You can search all of your Pogoplug drives relatively easily from the WebUI, I haven’t toyed with this much yet but on the drive after you mount it the Pogoplug software creates a .ceid file that includes the name of the device and the version of the metadata, and a .cedata directory holding an SQLite 3 database file for indexed information and directories for the generated thumbnails and video previews.

The Pogoplug also ‘integrates’ with Facebook, MySpace and Twitter. The Twitter support is definitely buggy, I was able to authenticate to it for one drive but not for another, and after signing out I have been unable to authenticate again. Once setup you can ‘share’ a folder to these services and the unit will post updates whenever the folders are changed. The update includes a (public) link to the folder’s contents. Users can then download the data. However the data is pushed directly from your Pogoplug so you must be connected via broadband.

On the hardware side inside the case there’s documented JTAG and Serial Port. What does this mean? Well if you’re asking then it won’t matter to you. 🙂 Basically it means that with a JTAG dongle and a 3.3v FTDI to USB serial adapter you have a $130 ARM9 dev kit, not bad at all.

I haven’t (yet) opened mine…I may yet buy another to do just that. The Orion/Feroceon has a SATA controller that’s turned off (and quite possibly not even pinned out) on this board. It also has a second Gig-E MAC thats likewise not available. The CloudEngines/Pogoplug Engineers do read their forums, and seem to be (refreshingly!) helpful to those people who ask specific questions about the hardware and essentially how to use it as a dev platform, de-brick it, etc. Being so helpful as to even link to DigiKey Parts for the mating connectors to the JTAG/Serial ports.

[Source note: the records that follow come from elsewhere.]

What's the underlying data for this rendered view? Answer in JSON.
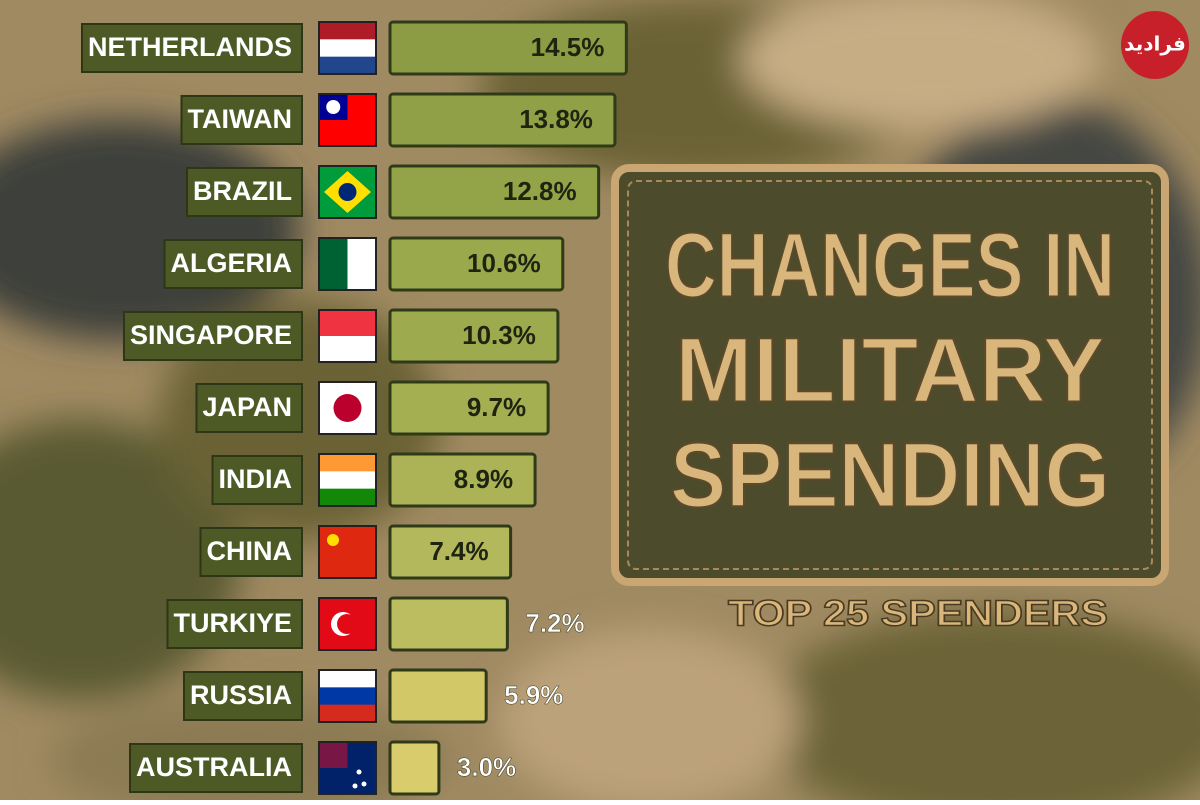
{
  "chart_data": {
    "type": "bar",
    "orientation": "horizontal",
    "title": "CHANGES IN MILITARY SPENDING",
    "title_lines": [
      "CHANGES IN",
      "MILITARY",
      "SPENDING"
    ],
    "subtitle": "TOP 25 SPENDERS",
    "watermark": "فرادید",
    "categories": [
      "NETHERLANDS",
      "TAIWAN",
      "BRAZIL",
      "ALGERIA",
      "SINGAPORE",
      "JAPAN",
      "INDIA",
      "CHINA",
      "TURKIYE",
      "RUSSIA",
      "AUSTRALIA"
    ],
    "values": [
      14.5,
      13.8,
      12.8,
      10.6,
      10.3,
      9.7,
      8.9,
      7.4,
      7.2,
      5.9,
      3.0
    ],
    "value_labels": [
      "14.5%",
      "13.8%",
      "12.8%",
      "10.6%",
      "10.3%",
      "9.7%",
      "8.9%",
      "7.4%",
      "7.2%",
      "5.9%",
      "3.0%"
    ],
    "colors": [
      "#8c9c45",
      "#8fa046",
      "#93a448",
      "#9aa94c",
      "#9dab4e",
      "#a4af52",
      "#abb356",
      "#b4b85c",
      "#bcbd60",
      "#d2c868",
      "#d8cc6c"
    ]
  }
}
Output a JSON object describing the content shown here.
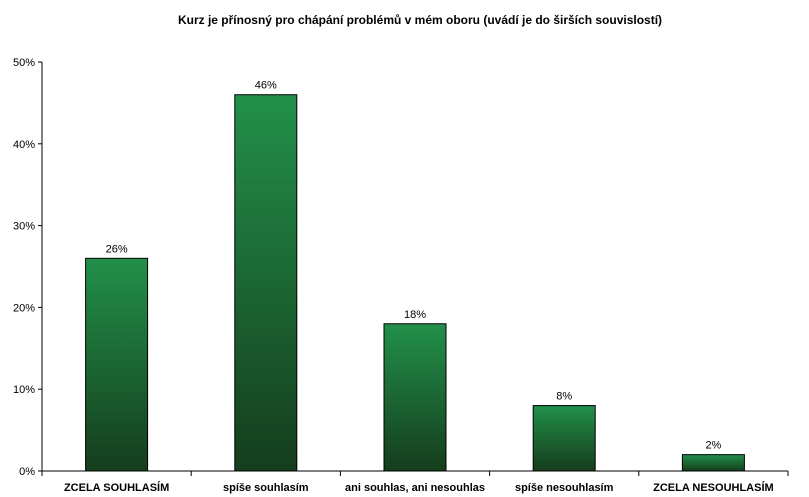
{
  "chart_data": {
    "type": "bar",
    "title": "Kurz je přínosný pro chápání problémů v mém oboru (uvádí je do širších souvislostí)",
    "xlabel": "",
    "ylabel": "",
    "categories": [
      "ZCELA SOUHLASÍM",
      "spíše souhlasím",
      "ani souhlas, ani nesouhlas",
      "spíše nesouhlasím",
      "ZCELA NESOUHLASÍM"
    ],
    "values": [
      26,
      46,
      18,
      8,
      2
    ],
    "value_labels": [
      "26%",
      "46%",
      "18%",
      "8%",
      "2%"
    ],
    "ylim": [
      0,
      50
    ],
    "yticks": [
      0,
      10,
      20,
      30,
      40,
      50
    ],
    "ytick_labels": [
      "0%",
      "10%",
      "20%",
      "30%",
      "40%",
      "50%"
    ],
    "grid": false,
    "legend": "none",
    "colors": {
      "bar_top": "#22904a",
      "bar_bottom": "#153d1c",
      "bar_edge": "#000000",
      "axis": "#000000"
    }
  }
}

There are some chinks. It has a NEON PINK “foot”. The device has no ‘shutdown’ command (either via WebUI or SSH, or anything) so you can’t cleanly shut down the unit, you have to manually eject via the WebUI. Unplugging the device, at least with HFS+, can cause the filesystem to come up ReadOnly with no way to fix it from the Pogoplug short of ejecting the device and manually running the included chkhfs utility. Even that may not work since the utility is based off hfsprogs, which aren’t very good. It will claim errors, not tell you what they are, and refuse to fix them. Morale, either eject before you unplug the Pogoplug, or use other, better supported, filesystems. I also have no clue what happens to the device when it loses Internet connectivity. It may turn into a pretty pink and white brick, I don’t know, that’s one of the only things that actually worry me so far. I’ll be toying with that in coming days and make an updated post time permitting.